The wave of European Immigration in Argentina created a need for a cultural shift in theatre, partially tied to the growth of the middle class. This immigration boom also influenced the growth of a form of theatre known as sainete criollo, which focused on the European-immigrant experience with class and culture.

This need for cultural growth in the form of theatre was addressed by Florencio Sánchez, a pioneer in professional theatre locally and in Uruguay. Local colour became the primary inspiration for Roberto Arlt, Gregorio de Laferrère, Armando Discépolo, Antonio Cunill Cabanellas, and Roberto Payró during the 1920s and 1930s, while also helping amateur theatre revive locally. The Teatro Independiente movement created a counterweight to professional theatre by wanting to reintroduce grotesque subject matter back into plays. The movement lasted between 1950 and 1955, and inspired a new generation of young dramatists such as Copi, Agustín Cuzzani, Osvaldo Dragún, and Carlos Gorostiza.
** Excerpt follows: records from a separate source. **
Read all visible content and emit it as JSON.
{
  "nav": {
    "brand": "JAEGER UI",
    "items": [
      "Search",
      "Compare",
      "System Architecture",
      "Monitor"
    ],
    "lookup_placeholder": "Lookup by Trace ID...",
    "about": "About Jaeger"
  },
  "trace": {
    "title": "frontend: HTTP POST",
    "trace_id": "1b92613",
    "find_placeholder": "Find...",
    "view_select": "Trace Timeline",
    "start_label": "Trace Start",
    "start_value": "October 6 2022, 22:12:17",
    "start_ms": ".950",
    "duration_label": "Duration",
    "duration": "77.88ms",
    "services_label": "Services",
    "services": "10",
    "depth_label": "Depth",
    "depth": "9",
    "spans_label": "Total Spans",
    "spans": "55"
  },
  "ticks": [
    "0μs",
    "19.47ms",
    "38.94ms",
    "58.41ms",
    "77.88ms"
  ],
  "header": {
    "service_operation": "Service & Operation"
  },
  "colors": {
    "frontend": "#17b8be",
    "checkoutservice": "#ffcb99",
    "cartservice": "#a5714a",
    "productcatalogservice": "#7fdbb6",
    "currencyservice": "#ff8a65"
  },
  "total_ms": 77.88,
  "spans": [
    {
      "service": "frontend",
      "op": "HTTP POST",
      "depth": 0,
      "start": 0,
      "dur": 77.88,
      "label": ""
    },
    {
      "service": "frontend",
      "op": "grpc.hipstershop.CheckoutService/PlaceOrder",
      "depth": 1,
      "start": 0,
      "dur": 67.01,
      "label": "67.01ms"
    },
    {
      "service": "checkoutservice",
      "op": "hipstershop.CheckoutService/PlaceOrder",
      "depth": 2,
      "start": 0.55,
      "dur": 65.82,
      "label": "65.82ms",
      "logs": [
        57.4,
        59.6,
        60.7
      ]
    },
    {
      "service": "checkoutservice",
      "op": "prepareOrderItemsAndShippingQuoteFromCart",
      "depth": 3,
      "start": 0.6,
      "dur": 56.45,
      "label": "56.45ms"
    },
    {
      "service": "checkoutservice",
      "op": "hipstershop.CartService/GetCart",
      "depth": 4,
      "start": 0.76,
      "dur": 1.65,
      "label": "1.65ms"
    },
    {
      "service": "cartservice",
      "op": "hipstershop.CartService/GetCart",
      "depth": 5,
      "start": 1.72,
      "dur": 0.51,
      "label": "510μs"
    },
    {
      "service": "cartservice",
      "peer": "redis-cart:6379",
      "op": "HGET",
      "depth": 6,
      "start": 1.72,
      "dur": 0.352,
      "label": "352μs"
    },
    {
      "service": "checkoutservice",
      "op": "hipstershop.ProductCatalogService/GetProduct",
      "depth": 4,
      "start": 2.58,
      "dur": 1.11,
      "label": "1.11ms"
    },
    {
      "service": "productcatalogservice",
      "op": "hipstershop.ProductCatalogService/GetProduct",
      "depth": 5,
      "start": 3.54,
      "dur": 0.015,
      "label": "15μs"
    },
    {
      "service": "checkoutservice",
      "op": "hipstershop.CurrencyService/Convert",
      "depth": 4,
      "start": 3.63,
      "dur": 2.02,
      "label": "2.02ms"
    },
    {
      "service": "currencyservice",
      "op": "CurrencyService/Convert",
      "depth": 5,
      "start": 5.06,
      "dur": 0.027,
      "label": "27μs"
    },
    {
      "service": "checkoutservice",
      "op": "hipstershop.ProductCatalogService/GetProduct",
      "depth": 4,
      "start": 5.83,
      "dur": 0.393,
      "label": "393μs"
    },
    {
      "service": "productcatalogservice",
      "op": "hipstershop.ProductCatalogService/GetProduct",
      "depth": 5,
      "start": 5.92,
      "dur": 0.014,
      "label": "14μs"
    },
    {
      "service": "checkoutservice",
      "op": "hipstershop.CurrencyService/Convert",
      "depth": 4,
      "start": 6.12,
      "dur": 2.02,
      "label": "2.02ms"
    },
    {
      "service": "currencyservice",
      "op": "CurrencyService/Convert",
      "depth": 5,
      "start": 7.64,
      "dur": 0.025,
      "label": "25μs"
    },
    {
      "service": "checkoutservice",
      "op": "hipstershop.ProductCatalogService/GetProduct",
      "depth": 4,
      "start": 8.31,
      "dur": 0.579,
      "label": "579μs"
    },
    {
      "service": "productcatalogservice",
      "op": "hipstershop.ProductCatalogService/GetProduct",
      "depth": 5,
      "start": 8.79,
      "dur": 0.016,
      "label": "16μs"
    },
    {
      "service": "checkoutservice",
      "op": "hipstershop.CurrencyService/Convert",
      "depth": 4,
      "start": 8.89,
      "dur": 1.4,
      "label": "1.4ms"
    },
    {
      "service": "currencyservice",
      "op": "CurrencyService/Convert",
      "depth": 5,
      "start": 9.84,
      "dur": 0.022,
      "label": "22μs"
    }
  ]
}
Gorostiza and other self-trained dramatists also popularized Realism in the Argentine theatre after 1950, a genre advanced by Ricardo Halac, Roberto Cossa, and among others. Griselda Gambaro and Eduardo Pavlovsky popularized the theatre of the absurd in Argentina after 1960, a genre that found local variant in the grotesque works of Julio Mauricio and Roberto Cossa, whose La Nona became an iconic character in the Argentine theatre in 1977.

Argentina's National Reorganization Process posed the greatest challenge to the development of local theatre since the Rosas era of the mid-19th century. Numerous actors, playwrights and technicians emigrated after 1976, though the pressures on artists were loosen around 1980. Seizing the opportunity, playwright Osvaldo Dragún marshalled colleagues to restore an abandoned sparkplug factory in order to organize the Teatro Abierto or Open Theatre movement which, between 1981 and 1985, sought to defy censorship and the erasure of theatre under the military dictatorship.

The theatre thrived before and after the 1983 return to democracy. Established playwrights and directors such as Norman Briski, Roberto Cossa, Lito Cruz, Carlos Gorostiza, Pacho O'Donnell, and Pepe Soriano, and younger dramatists such as Luis Agostoni, Carlos María Alsina, Eduardo Rovner, and Rafael Spregelburd. Works by these and other local authors, as well as local productions of international works, are among the over 80 theatre works presented every weekend in Buenos Aires, alone. The stage also plays host to well-known comedy acts, such as those of satirist Enrique Pinti, female impersonator Antonio Gasalla, storyteller Luis Landriscina, and the musical comedy troupe, Les Luthiers.